The first time we came to Chameleon, we witnessed a woman in a full-length gold gown playing an electric violin out on the huge foliage-packed terrace and self-anointed ‘God’s Garden’. We also saw Jimmy Carr merrily picking his way through the Mediterranean-meets-Tel-Aviv dishes—think charred steak shakshuka, aubergine carpaccio, and fattoush salad. We discussed the fact that this might be The Best Looking Terrace In London and then had to trade our bewildered coffee order for a negroni because sometimes that’s what electric violin-provoked tinnitus demands. A mariachi band appeared. Despite the branded ice cubes and the perfect tear of the Jerusalem bagel, our appetite faded. It was 11am and we made a sacred oath to never return to Chameleon.
The second time we went to Chameleon—sacred oaths pale in comparison to the crucial task of having an opinion on hot London restaurants—we sat in a quaint private greenhouse and had one of the most charming meals of our lives. We fell madly in love with the oh-so soft kubana brioche that comes with a seriously zesty zhug, green chilli, and crème fraîche tomato dip. The confit egg yolk risotto was that rare London dish where the black truffle actually added something other than a declaration of being fancy. And the shrimp dumplings came in a sun-dried pepper and yoghurt bisque that has officially replaced tzatziki in our hearts as the ultimate big holiday energy dish. The lamb rib tacos were a fall-apart let-down but one bottle of wine became two and when the bill arrived we weren’t mad that a meal here set us back £200. It was worth the price tag and worth returning to experience Chameleon’s metamorphosis.
Will Chameleon change again? Almost definitely. The good news is that, since our visits, brunch is off the cards.

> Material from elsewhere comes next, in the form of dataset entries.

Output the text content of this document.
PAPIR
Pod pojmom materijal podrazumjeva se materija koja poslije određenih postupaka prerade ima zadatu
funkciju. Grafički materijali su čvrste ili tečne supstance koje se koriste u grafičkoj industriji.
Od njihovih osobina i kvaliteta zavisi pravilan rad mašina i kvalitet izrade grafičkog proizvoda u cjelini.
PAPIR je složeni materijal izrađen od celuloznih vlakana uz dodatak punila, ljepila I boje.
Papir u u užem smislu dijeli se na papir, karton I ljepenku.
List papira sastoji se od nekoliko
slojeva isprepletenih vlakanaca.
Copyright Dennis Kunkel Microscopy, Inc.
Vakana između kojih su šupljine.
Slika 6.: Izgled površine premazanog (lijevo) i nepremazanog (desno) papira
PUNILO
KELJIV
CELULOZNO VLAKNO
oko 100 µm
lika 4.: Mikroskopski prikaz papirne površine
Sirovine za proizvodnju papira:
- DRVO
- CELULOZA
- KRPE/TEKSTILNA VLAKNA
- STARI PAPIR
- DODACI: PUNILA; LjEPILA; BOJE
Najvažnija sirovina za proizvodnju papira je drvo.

Chameleon has traded clickbait violinists before coffee for grown-up alfresco dining with polite chatter about which houseplant to invest in from the little on-site flower market. It’s open for lunch on Saturdays but for the rest of the week it’s a strictly evening-only alfresco affair. The bad news: from July, those leafy greenhouses that keep diners sheltered through winter and spring will only be available for private dining. You win some, you lose some. But the garden still hits all the right notes for an anniversary dinner, a unique outdoor dining experience, or taking that new tropical shirt for a romantic moment with some yellowtail sashimi. Just be sure to check the website before making your booking, in case it’s all changed again. That’s the nature of a chameleon after all.